La segunda parte de la jornada se ha centrado en los nuevos modelos de garantía alimentaria. Las ponencias y experiencias municipales han coincidido en la apuesta por superar los modelos basados exclusivamente en la asistencia y avanzar hacia políticas que garanticen el derecho a la alimentación, refuercen la producción local y favorezcan una mayor autonomía de las personas.

En este marco, Lidón Martrat ha destacado que el objetivo es "explorar de qué manera podemos avanzar en esta dirección" y poner sobre la mesa "iniciativas o herramientas que puedan ayudar" a construir nuevos modelos de garantía alimentaria vinculados al territorio y a la transformación del sistema alimentario.
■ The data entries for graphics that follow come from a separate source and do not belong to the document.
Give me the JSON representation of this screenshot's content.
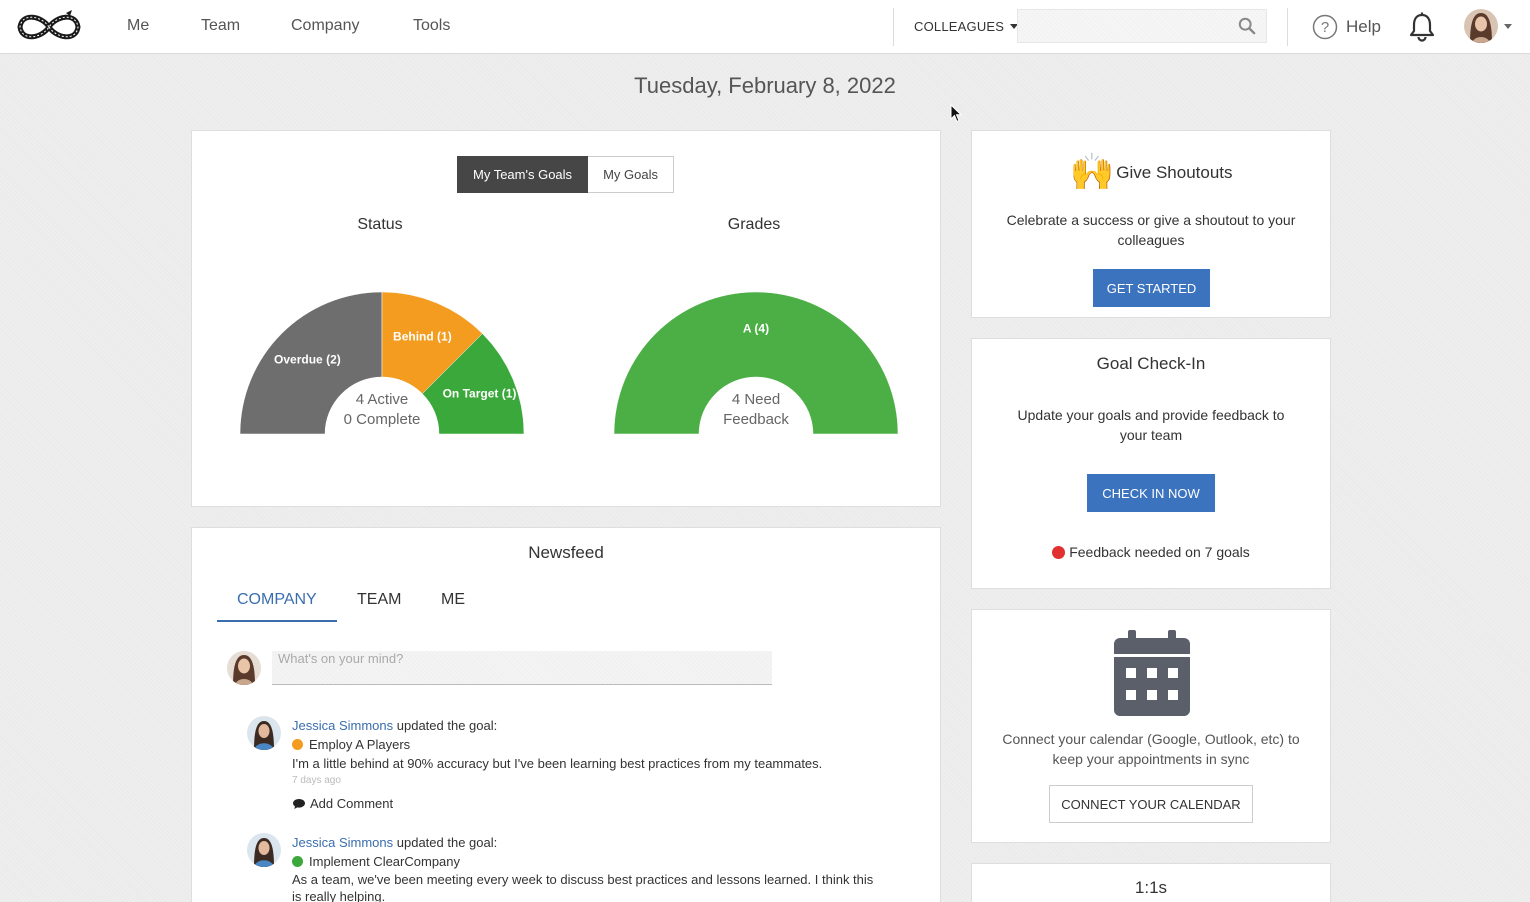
{
  "nav": {
    "items": [
      "Me",
      "Team",
      "Company",
      "Tools"
    ],
    "colleagues_label": "COLLEAGUES",
    "search_placeholder": "",
    "help_label": "Help"
  },
  "date_title": "Tuesday, February 8, 2022",
  "goals_card": {
    "toggle": {
      "active": "My Team's Goals",
      "inactive": "My Goals"
    },
    "status_chart": {
      "title": "Status",
      "center_line1": "4 Active",
      "center_line2": "0 Complete",
      "segments": [
        {
          "label": "Overdue (2)",
          "value": 2,
          "color": "#6e6e6e"
        },
        {
          "label": "Behind (1)",
          "value": 1,
          "color": "#f39c1f"
        },
        {
          "label": "On Target (1)",
          "value": 1,
          "color": "#3aa83a"
        }
      ]
    },
    "grades_chart": {
      "title": "Grades",
      "center_line1": "4 Need",
      "center_line2": "Feedback",
      "segments": [
        {
          "label": "A (4)",
          "value": 4,
          "color": "#4caf46"
        }
      ]
    }
  },
  "newsfeed": {
    "title": "Newsfeed",
    "tabs": [
      "COMPANY",
      "TEAM",
      "ME"
    ],
    "active_tab": "COMPANY",
    "input_placeholder": "What's on your mind?",
    "items": [
      {
        "author": "Jessica Simmons",
        "action": "updated the goal:",
        "goal": "Employ A Players",
        "goal_color": "#f39c1f",
        "text": "I'm a little behind at 90% accuracy but I've been learning best practices from my teammates.",
        "time": "7 days ago",
        "comment_label": "Add Comment"
      },
      {
        "author": "Jessica Simmons",
        "action": "updated the goal:",
        "goal": "Implement ClearCompany",
        "goal_color": "#3aa83a",
        "text": "As a team, we've been meeting every week to discuss best practices and lessons learned. I think this is really helping."
      }
    ]
  },
  "shoutouts": {
    "emoji": "🙌",
    "title": "Give Shoutouts",
    "text": "Celebrate a success or give a shoutout to your colleagues",
    "button": "GET STARTED"
  },
  "checkin": {
    "title": "Goal Check-In",
    "text": "Update your goals and provide feedback to your team",
    "button": "CHECK IN NOW",
    "alert": "Feedback needed on 7 goals",
    "alert_color": "#e03030"
  },
  "calendar": {
    "text": "Connect your calendar (Google, Outlook, etc) to keep your appointments in sync",
    "button": "CONNECT YOUR CALENDAR"
  },
  "one_on_ones": {
    "title": "1:1s"
  }
}
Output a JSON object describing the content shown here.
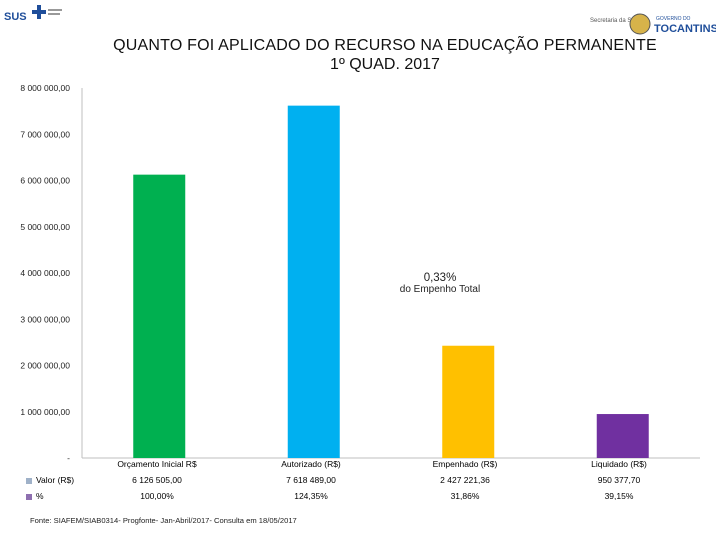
{
  "header": {
    "left_logo_text": "SUS",
    "right_logo_small": "Secretaria da Saúde",
    "right_logo_brand": "TOCANTINS",
    "right_logo_gov": "GOVERNO DO"
  },
  "chart_data": {
    "type": "bar",
    "title": "QUANTO FOI APLICADO DO RECURSO NA EDUCAÇÃO PERMANENTE",
    "subtitle": "1º QUAD. 2017",
    "categories": [
      "Orçamento Inicial R$",
      "Autorizado (R$)",
      "Empenhado (R$)",
      "Liquidado (R$)"
    ],
    "values": [
      6126505.0,
      7618489.0,
      2427221.36,
      950377.7
    ],
    "bar_colors": [
      "#00b050",
      "#00b0f0",
      "#ffc000",
      "#7030a0"
    ],
    "ylim": [
      0,
      8000000
    ],
    "yticks": [
      0,
      1000000,
      2000000,
      3000000,
      4000000,
      5000000,
      6000000,
      7000000,
      8000000
    ],
    "ytick_labels": [
      "-",
      "1 000 000,00",
      "2 000 000,00",
      "3 000 000,00",
      "4 000 000,00",
      "5 000 000,00",
      "6 000 000,00",
      "7 000 000,00",
      "8 000 000,00"
    ],
    "grid": false,
    "annotation": {
      "pct": "0,33%",
      "text": "do Empenho Total"
    },
    "data_table": {
      "rows": [
        {
          "label": "Valor (R$)",
          "swatch": "#9fb1c8",
          "values": [
            "6 126 505,00",
            "7 618 489,00",
            "2 427 221,36",
            "950 377,70"
          ]
        },
        {
          "label": "%",
          "swatch": "#8e6fb0",
          "values": [
            "100,00%",
            "124,35%",
            "31,86%",
            "39,15%"
          ]
        }
      ]
    }
  },
  "footer": {
    "source": "Fonte: SIAFEM/SIAB0314- Progfonte- Jan-Abril/2017- Consulta em 18/05/2017"
  }
}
Las experiencias presentadas por Barcelona, Terrassa, Granollers y El Prat de Llobregat han mostrado diferentes iniciativas que comparten una misma mirada: vincular la garantía alimentaria con el desarrollo del territorio, el comercio local, la agroecología y la participación comunitaria.

Una hoja de ruta compartida para los próximos años

El espacio participativo que ha cerrado la jornada ha permitido recoger propuestas compartidas para orientar el trabajo de los próximos años. Entre las principales conclusiones, las personas participantes han señalado como prioridades garantizar una financiación estructural para las políticas alimentarias, impulsar la compra pública y los circuitos cortos de comercialización, reforzar la producción local, generar conocimiento compartido sobre los nuevos modelos de garantía alimentaria y consolidar la CARM como el espacio metropolitano de referencia para coordinar estas políticas.
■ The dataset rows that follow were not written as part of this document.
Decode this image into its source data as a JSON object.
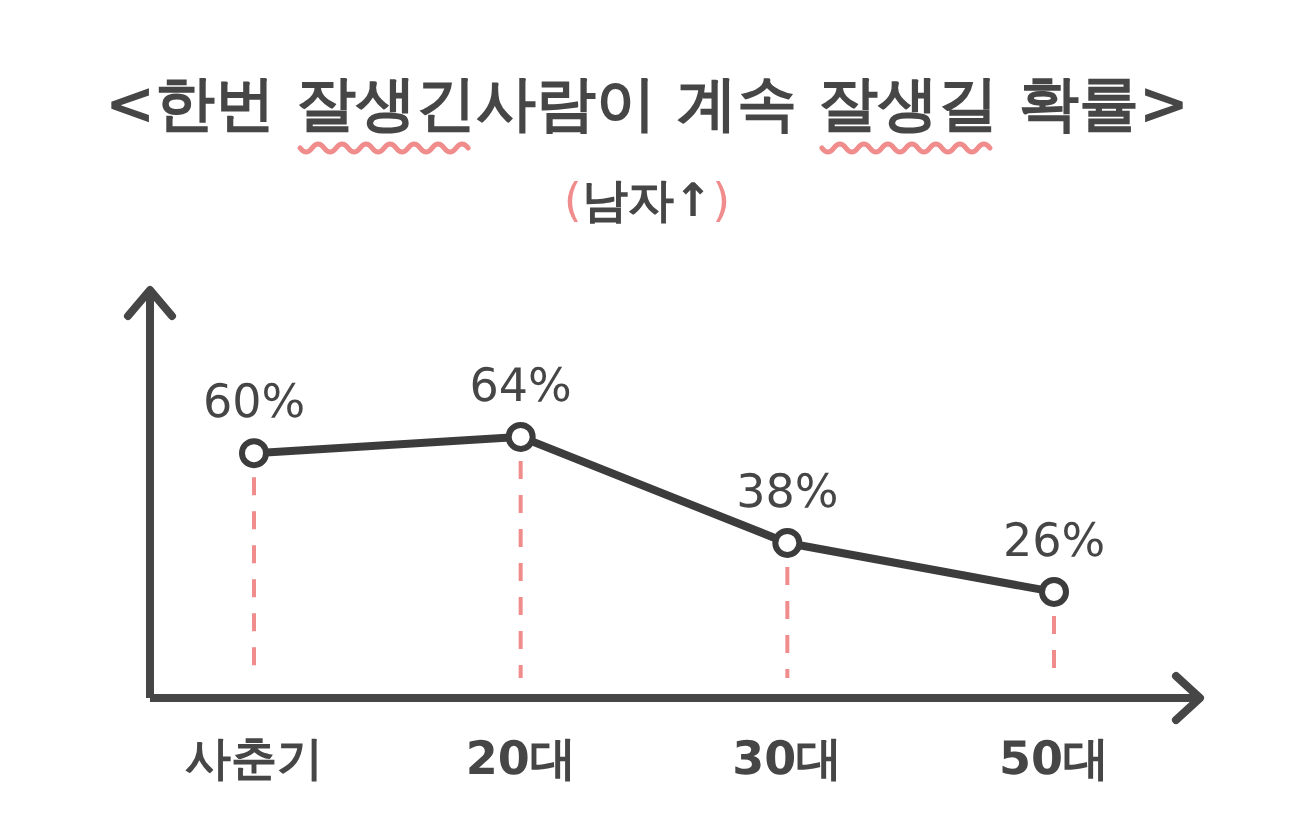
{
  "chart_data": {
    "type": "line",
    "title": "<한번 잘생긴사람이 계속 잘생길 확률>",
    "subtitle": "(남자↑)",
    "categories": [
      "사춘기",
      "20대",
      "30대",
      "50대"
    ],
    "values": [
      60,
      64,
      38,
      26
    ],
    "color": "#3c3c3c",
    "value_labels": [
      "60%",
      "64%",
      "38%",
      "26%"
    ],
    "ylim": [
      0,
      100
    ],
    "tick_labels": "x",
    "marker": "circle",
    "line_style": "solid"
  }
}
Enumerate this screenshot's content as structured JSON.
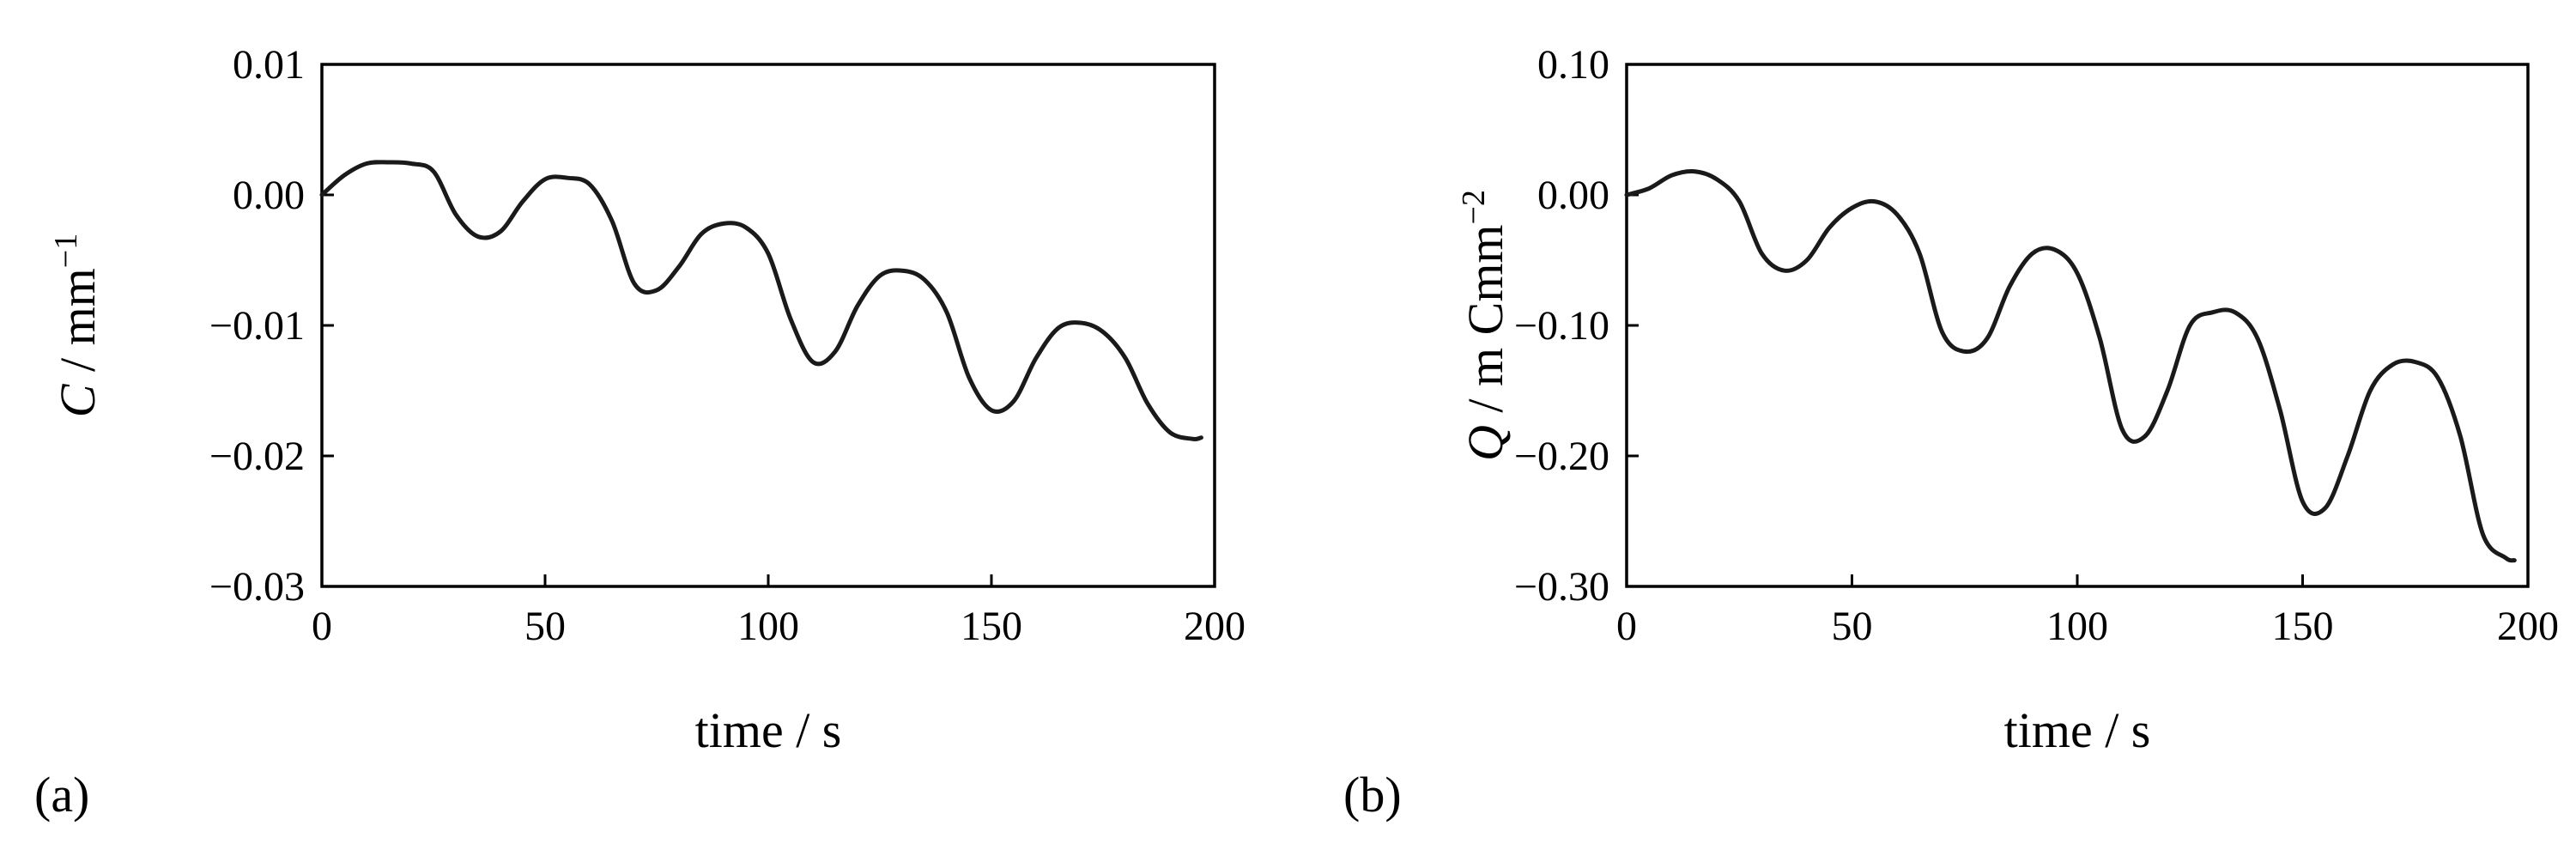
{
  "chart_data": [
    {
      "type": "line",
      "panel_label": "(a)",
      "xlabel": "time / s",
      "ylabel": {
        "symbol": "C",
        "unit": " / mm",
        "sup": "−1"
      },
      "xlim": [
        0,
        200
      ],
      "ylim": [
        -0.03,
        0.01
      ],
      "xticks": [
        0,
        50,
        100,
        150,
        200
      ],
      "xtick_labels": [
        "0",
        "50",
        "100",
        "150",
        "200"
      ],
      "yticks": [
        0.01,
        0.0,
        -0.01,
        -0.02,
        -0.03
      ],
      "ytick_labels": [
        "0.01",
        "0.00",
        "−0.01",
        "−0.02",
        "−0.03"
      ],
      "color": "#1a1a1a",
      "series": [
        {
          "x": [
            0,
            5,
            10,
            15,
            20,
            25,
            30,
            35,
            40,
            45,
            50,
            55,
            60,
            65,
            70,
            75,
            80,
            85,
            90,
            95,
            100,
            105,
            110,
            115,
            120,
            125,
            130,
            135,
            140,
            145,
            150,
            155,
            160,
            165,
            170,
            175,
            180,
            185,
            190,
            195,
            197
          ],
          "y": [
            0.0,
            0.0015,
            0.0024,
            0.0025,
            0.0024,
            0.0018,
            -0.0015,
            -0.0032,
            -0.0028,
            -0.0005,
            0.0012,
            0.0013,
            0.0008,
            -0.002,
            -0.0068,
            -0.0073,
            -0.0055,
            -0.003,
            -0.0022,
            -0.0025,
            -0.0045,
            -0.0095,
            -0.0128,
            -0.012,
            -0.0085,
            -0.0062,
            -0.0058,
            -0.0065,
            -0.009,
            -0.014,
            -0.0165,
            -0.0158,
            -0.0125,
            -0.0102,
            -0.0098,
            -0.0105,
            -0.0125,
            -0.016,
            -0.0182,
            -0.0187,
            -0.0186
          ]
        }
      ]
    },
    {
      "type": "line",
      "panel_label": "(b)",
      "xlabel": "time / s",
      "ylabel": {
        "symbol": "Q",
        "unit": " / m Cmm",
        "sup": "−2"
      },
      "xlim": [
        0,
        200
      ],
      "ylim": [
        -0.3,
        0.1
      ],
      "xticks": [
        0,
        50,
        100,
        150,
        200
      ],
      "xtick_labels": [
        "0",
        "50",
        "100",
        "150",
        "200"
      ],
      "yticks": [
        0.1,
        0.0,
        -0.1,
        -0.2,
        -0.3
      ],
      "ytick_labels": [
        "0.10",
        "0.00",
        "−0.10",
        "−0.20",
        "−0.30"
      ],
      "color": "#1a1a1a",
      "series": [
        {
          "x": [
            0,
            5,
            10,
            15,
            20,
            25,
            30,
            35,
            40,
            45,
            50,
            55,
            60,
            65,
            70,
            75,
            80,
            85,
            90,
            95,
            100,
            105,
            110,
            115,
            120,
            125,
            130,
            135,
            140,
            145,
            150,
            155,
            160,
            165,
            170,
            175,
            180,
            185,
            190,
            195,
            197
          ],
          "y": [
            0.0,
            0.005,
            0.015,
            0.018,
            0.012,
            -0.005,
            -0.045,
            -0.058,
            -0.05,
            -0.025,
            -0.01,
            -0.005,
            -0.015,
            -0.045,
            -0.105,
            -0.12,
            -0.11,
            -0.07,
            -0.045,
            -0.042,
            -0.06,
            -0.11,
            -0.18,
            -0.185,
            -0.15,
            -0.1,
            -0.09,
            -0.09,
            -0.11,
            -0.165,
            -0.235,
            -0.24,
            -0.2,
            -0.15,
            -0.13,
            -0.128,
            -0.14,
            -0.185,
            -0.26,
            -0.278,
            -0.28
          ]
        }
      ]
    }
  ]
}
También se ha puesto de manifiesto la conveniencia de reforzar la incidencia política de la CARM, impulsar proyectos compartidos entre sus miembros y estructurar mejor los espacios de trabajo para que las iniciativas que surjan de la gobernanza colaborativa se traduzcan en acciones concretas sobre el territorio. En este sentido, se han planteado propuestas como la creación de un grupo motor plural, el impulso de grupos de trabajo orientados a resultados y la mejora de los canales de comunicación y coordinación entre las organizaciones participantes.
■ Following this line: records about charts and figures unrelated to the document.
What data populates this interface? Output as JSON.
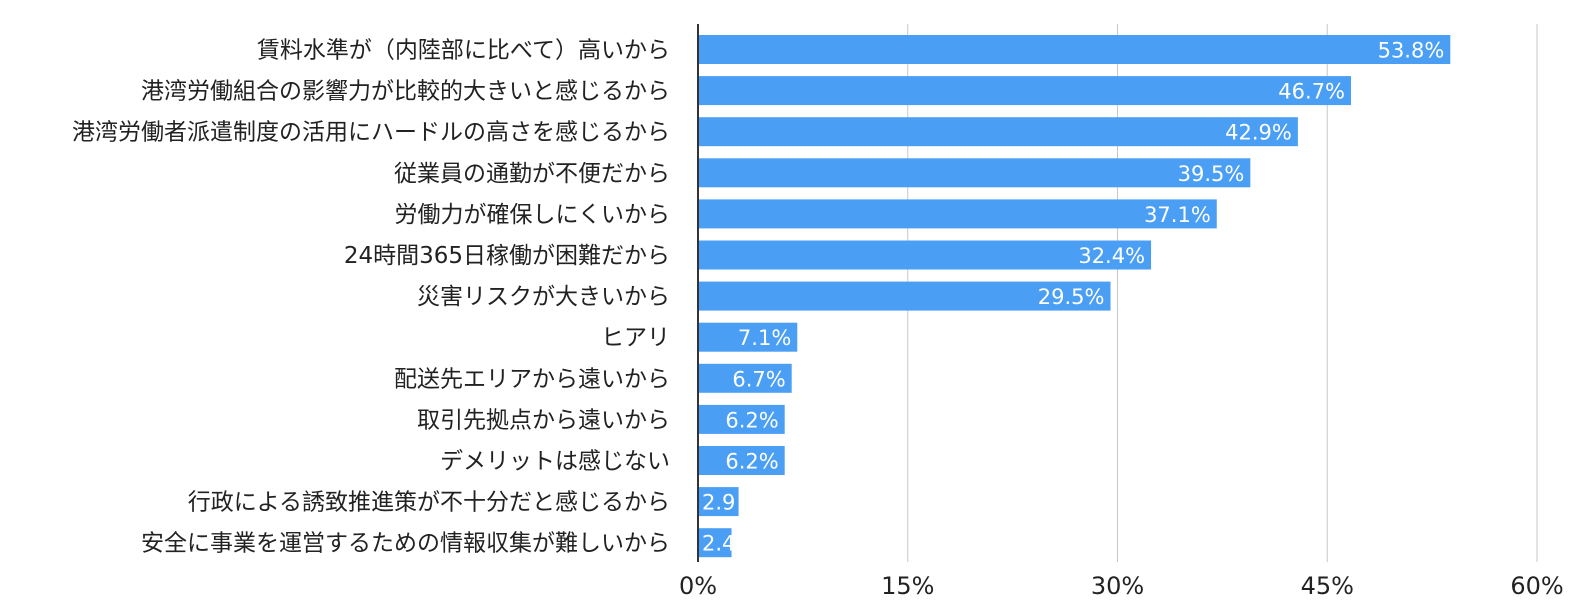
{
  "chart_data": {
    "type": "bar",
    "orientation": "horizontal",
    "categories": [
      "賃料水準が（内陸部に比べて）高いから",
      "港湾労働組合の影響力が比較的大きいと感じるから",
      "港湾労働者派遣制度の活用にハードルの高さを感じるから",
      "従業員の通勤が不便だから",
      "労働力が確保しにくいから",
      "24時間365日稼働が困難だから",
      "災害リスクが大きいから",
      "ヒアリ",
      "配送先エリアから遠いから",
      "取引先拠点から遠いから",
      "デメリットは感じない",
      "行政による誘致推進策が不十分だと感じるから",
      "安全に事業を運営するための情報収集が難しいから"
    ],
    "values": [
      53.8,
      46.7,
      42.9,
      39.5,
      37.1,
      32.4,
      29.5,
      7.1,
      6.7,
      6.2,
      6.2,
      2.9,
      2.4
    ],
    "value_labels": [
      "53.8%",
      "46.7%",
      "42.9%",
      "39.5%",
      "37.1%",
      "32.4%",
      "29.5%",
      "7.1%",
      "6.7%",
      "6.2%",
      "6.2%",
      "2.9",
      "2.4"
    ],
    "x_ticks": [
      0,
      15,
      30,
      45,
      60
    ],
    "x_tick_labels": [
      "0%",
      "15%",
      "30%",
      "45%",
      "60%"
    ],
    "xlim": [
      0,
      60
    ],
    "grid": true,
    "bar_color": "#4a9ff5",
    "title": "",
    "xlabel": "",
    "ylabel": ""
  }
}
Con este encuentro, la Carta Alimentaria de la Región Metropolitana de Barcelona inicia una nueva etapa en la que el reto ya no es sólo compartir diagnósticos, sino reforzar la capacidad colectiva de impulsar proyectos transformadores que contribuyan a alcanzar la misión de Alimentación saludable y avanzar hacia un sistema alimentario metropolitano más sostenible, resiliente, saludable y socialmente justo.